The debate over the validity of using informative priors has been such that Walters and Ludwig (1994) recommended that non-informative priors be used as a default in Bayesian stock assessments. However, besides disagreeing with Walters and Ludwig, Punt and Hilborn (1997) highlighted a problem with our ability to generate non-informative priors (Box and Tiao, 1973). One problem with generating non-informative priors is that they are sensitive to the particular measurement system (Figure(4.24)). Thus, a prior probability density that is uniform on a linear scale will not represent a uniform density on a log scale.
# can prior probabilities ever be uniniformative? Figure 4.24
x <- 1:1000
y <- rep(1/1000,1000)
cumy <- cumsum(y)
group <- sort(rep(c(1:50),20))
xlab <- seq(10,990,20)
par(mfrow=c(2,1),mai=c(0.45,0.3,0.05,0.05),oma=c(0.0,1.0,0.0,0.0))
par(cex=0.75, mgp=c(1.35,0.35,0), font.axis=7,font=7,font.lab=7)
yval <- tapply(y,group,sum)
plot(x,cumy,type="p",pch=16,cex=0.5,panel.first=grid(),
xlim=c(0,1000),ylim=c(0,1),ylab="",xlab="Linear Scale")

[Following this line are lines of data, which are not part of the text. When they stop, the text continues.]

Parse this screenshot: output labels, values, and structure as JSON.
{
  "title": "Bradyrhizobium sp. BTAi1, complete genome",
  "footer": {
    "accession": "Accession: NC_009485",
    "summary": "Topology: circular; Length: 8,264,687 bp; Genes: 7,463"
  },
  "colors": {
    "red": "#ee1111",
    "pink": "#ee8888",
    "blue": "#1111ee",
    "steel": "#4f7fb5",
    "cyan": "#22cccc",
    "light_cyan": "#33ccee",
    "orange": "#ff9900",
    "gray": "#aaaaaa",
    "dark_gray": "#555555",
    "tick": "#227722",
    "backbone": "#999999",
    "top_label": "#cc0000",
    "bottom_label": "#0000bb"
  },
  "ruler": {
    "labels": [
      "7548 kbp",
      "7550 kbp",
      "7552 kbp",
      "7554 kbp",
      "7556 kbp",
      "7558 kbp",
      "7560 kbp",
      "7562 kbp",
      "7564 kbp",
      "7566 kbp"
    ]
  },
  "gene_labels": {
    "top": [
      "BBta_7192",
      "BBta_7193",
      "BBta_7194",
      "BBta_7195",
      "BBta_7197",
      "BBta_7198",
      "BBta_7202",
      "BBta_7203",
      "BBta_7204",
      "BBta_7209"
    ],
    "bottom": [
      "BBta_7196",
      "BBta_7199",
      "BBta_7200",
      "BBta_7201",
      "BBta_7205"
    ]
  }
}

plot(log(x),cumy,type="p",pch=16,cex=0.5,panel.first=grid(),
xlim=c(0,7),xlab="Logarithmic Scale",ylab="")
mtext("Cumulative Probability",side=2,outer=TRUE,cex=0.9,font=7)
As fisheries models tend to be full of nonlinear relationships, the use of non-informative priors is controversial because a prior that is non-informative with respect to some parameters will most likely be informative toward others. While such influences may be unintentional, they cannot be ignored. The implication is that information may be included into a model in a completely unintentional manner, which is one source of controversy when discussing prior probabilities. If priors are to be used, then Punt and Hilborn’s (1997) exhortation to fully document their origin and properties is extremely sensible advice. We will examine the use of Bayesian methods in much more detail in the chapter On Uncertainty.
4.14 Concluding Remarks
The optimum method to use in any analytical situation depends largely on the objectives of the analysis. If all one wants to do is to find the optimum fit to a model, then it does not really matter whether one uses least squares, maximum likelihood, or Bayesian methods. Sometimes it can be easier to fit a model using least squares and then progress to using likelihoods or Bayesian methods to create confidence intervals and risk assessments.
Confidence intervals around model parameters and outputs can be generated using traditional asymptotic methods (guaranteed symmetric and, with strongly nonlinear models, only roughly approximate), using likelihood profiles or by integrating Bayesian posteriors (the two are obviously strongly related), or one can use bootstrapping or Monte Carlo techniques.
It is not the case that the more detailed areas of assessing the relative risks of alternative management options are only possible using Bayesian methods. Bootstrapping and Monte Carlo methods provide the necessary tools with which to conduct such work. The primary concern should be to define the objective of the analysis. However, it would be bad practice to fit a model and not give some idea of the uncertainty surrounding each parameter and the sensitivity of the model’s dynamics of the various input parameters.
Because there is no clear winner among the methodological approaches, if one has the time, it is a reasonable idea to use more than one approach (especially a comparison of likelihood profiles, Bayesian posteriors, and bootstrapping). Whether it is possible to have sufficient resources to enable a resource modeller the time to conduct such an array of analyses is a different but equally real problem. If significant differences are found, then it would be well to investigate the reasons behind them. If different procedures suggest significantly different answers, it could be that too much is being asked of the available data and different analyses would be warranted.